Il precetto era sottoscritto dallo stesso LA EL, che vi si dichiarava procuratore di sè stesso.
2. - La società SI con ricorso al pretore di Roma, giudice dell'esecuzione, depositato il 13.4.1995, dichiarava di proporre opposizione all'esecuzione.
Dopo aver premesso che in base al precetto lo EL aveva iniziato in suo confronto un processo di espropriazione forzata presso terzi, sosteneva che la sentenza del tribunale di Roma, pronunciata contro l'assicuratore e non direttamente contro l'impresa designata, non costituiva titolo esecutivo in suo confronto, perché a tale fine è necessario che la sentenza sia passata in giudicato e ciò non era ancora avvenuto.
3. - L'opposizione è stata accolta dal pretore e la decisione è stata confermata dal tribunale con sentenza del 19.10.2000. 4. - LA EL ne ha chiesto la cassazione.
L'SI ha resistito con controricorso ed ha depositato una memoria.
MOTIVI DELLA DECISIONE
1. - Il ricorso contiene un motivo.
2. - Il ricorrente deduce che la sentenza presenta un vizio di violazione di norme sul procedimento (art. 360 n. 4 cod. proc. civ., in relazione agli artt. 137, 138, 166 e 615 dello stesso codice). 2.1. - La parte, impugnando la sentenza di primo grado, aveva sostenuto che la sentenza era viziata da nullità per violazione del contraddittorio, perché il ricorso in opposizione all'esecuzione non gli era stato notificato: era verosimilmente accaduto che l'atto fosse stato notificato al domicilio del procuratore della fase esecutiva.
Il tribunale ha risposto che la parte era comparsa durante il giudizio di opposizione sia pure per chiedere rinvio dell'udienza e che tale circostanza comportava il superamento dell'eccezione dovendosi ritenere comunque sanato il dedotto vizio di notifica. 2.2. - Il ricorrente muove alla decisione questa critica.
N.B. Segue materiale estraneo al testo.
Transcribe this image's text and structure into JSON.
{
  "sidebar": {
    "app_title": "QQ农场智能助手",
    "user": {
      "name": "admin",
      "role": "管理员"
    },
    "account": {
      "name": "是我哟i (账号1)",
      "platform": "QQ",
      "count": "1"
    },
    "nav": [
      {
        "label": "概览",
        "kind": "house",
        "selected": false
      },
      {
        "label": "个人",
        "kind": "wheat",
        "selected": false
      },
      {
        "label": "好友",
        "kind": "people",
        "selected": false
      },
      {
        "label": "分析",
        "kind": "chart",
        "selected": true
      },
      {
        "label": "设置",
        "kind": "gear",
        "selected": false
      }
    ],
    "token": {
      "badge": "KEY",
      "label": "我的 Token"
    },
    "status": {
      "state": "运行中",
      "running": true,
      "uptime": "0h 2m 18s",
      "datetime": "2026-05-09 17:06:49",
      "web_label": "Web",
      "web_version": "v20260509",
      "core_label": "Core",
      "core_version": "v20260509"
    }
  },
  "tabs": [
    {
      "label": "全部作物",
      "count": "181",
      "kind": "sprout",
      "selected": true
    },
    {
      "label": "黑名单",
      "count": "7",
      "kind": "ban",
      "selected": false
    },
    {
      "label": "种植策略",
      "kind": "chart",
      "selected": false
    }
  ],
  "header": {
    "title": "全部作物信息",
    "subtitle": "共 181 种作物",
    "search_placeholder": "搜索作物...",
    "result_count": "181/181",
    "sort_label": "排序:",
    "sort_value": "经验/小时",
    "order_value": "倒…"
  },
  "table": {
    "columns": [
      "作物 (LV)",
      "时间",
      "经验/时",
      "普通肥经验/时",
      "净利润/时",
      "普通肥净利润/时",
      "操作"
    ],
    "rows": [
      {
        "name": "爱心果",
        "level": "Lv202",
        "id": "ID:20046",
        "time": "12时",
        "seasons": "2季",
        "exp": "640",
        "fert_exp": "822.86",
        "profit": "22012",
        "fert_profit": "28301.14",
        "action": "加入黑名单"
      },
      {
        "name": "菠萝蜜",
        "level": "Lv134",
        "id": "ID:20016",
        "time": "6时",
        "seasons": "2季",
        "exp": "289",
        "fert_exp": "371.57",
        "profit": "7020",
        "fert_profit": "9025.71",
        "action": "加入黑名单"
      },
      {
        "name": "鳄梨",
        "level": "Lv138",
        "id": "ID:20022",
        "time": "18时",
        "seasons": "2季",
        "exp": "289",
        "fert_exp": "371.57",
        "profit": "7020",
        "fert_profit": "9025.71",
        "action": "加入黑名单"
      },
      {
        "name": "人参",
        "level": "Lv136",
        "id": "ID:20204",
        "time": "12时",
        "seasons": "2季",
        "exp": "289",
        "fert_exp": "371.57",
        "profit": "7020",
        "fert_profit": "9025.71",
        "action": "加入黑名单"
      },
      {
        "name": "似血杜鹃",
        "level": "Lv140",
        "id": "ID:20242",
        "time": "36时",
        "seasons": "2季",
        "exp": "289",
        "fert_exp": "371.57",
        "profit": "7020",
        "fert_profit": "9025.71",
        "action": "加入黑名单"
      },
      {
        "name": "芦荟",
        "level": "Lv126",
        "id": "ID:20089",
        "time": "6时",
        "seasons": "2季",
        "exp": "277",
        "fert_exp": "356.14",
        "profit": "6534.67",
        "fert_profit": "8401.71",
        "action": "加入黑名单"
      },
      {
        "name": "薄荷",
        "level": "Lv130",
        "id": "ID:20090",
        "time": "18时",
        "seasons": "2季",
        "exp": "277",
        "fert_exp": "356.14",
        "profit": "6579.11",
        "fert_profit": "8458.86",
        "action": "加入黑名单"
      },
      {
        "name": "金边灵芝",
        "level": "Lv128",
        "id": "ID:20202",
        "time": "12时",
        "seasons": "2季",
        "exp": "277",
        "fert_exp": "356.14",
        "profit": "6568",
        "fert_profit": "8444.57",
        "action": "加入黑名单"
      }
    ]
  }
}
Il ricorso in opposizione all'esecuzione già iniziata deve essere notificato al creditore procedente personalmente e questo non era avvenuto.
Tale nullità non avrebbe potuto essere considerata sanata dalla comparizione nel giudizio di una persona definitasi suo procuratore nè egli s'era costituito in giudizio, perché ciò avrebbe richiesto il deposito della copia del ricorso a lui notificata e della procura.
Del resto, il pretore ne aveva dichiarato la contumacia. 2.3. - Il motivo non è fondato.
Queste le ragioni.
3. - L'opposizione all'esecuzione già iniziata (art. 615, secondo comma), si propone con ricorso al giudice dell'esecuzione, ma può essere proposta anche oralmente in una udienza del processo esecutivo.
Quando è proposta con ricorso, l'opposizione deve essere notificata al creditore procedente insieme al decreto del giudice dell'esecuzione che fissa l'udienza per la comparizione delle parti davanti a sè e ciò va fatto nel termine perentorio che il giudice dell'esecuzione stabilisce.
La notificazione del ricorso e del decreto possono farsi al difensore cui il creditore procedente ha conferito procura per il processo esecutivo, perché, in difetto di limitazioni, tale procura abilita il difensore a rappresentare la parte anche nei giudizi di opposizione (Cass. 2 marzo 2001 n. 3089; 19 luglio 2002 n. 10569) e quindi a ricevere per la parte le relative notifiche. Le opposizioni danno bensì luogo a giudizi distinti dal processo esecutivo, ma essi costituiscono fasi incidentali di tali processi, essendo volti a risolvere nelle forme della cognizione questioni che attengono all'esercizio dell'azione esecutiva.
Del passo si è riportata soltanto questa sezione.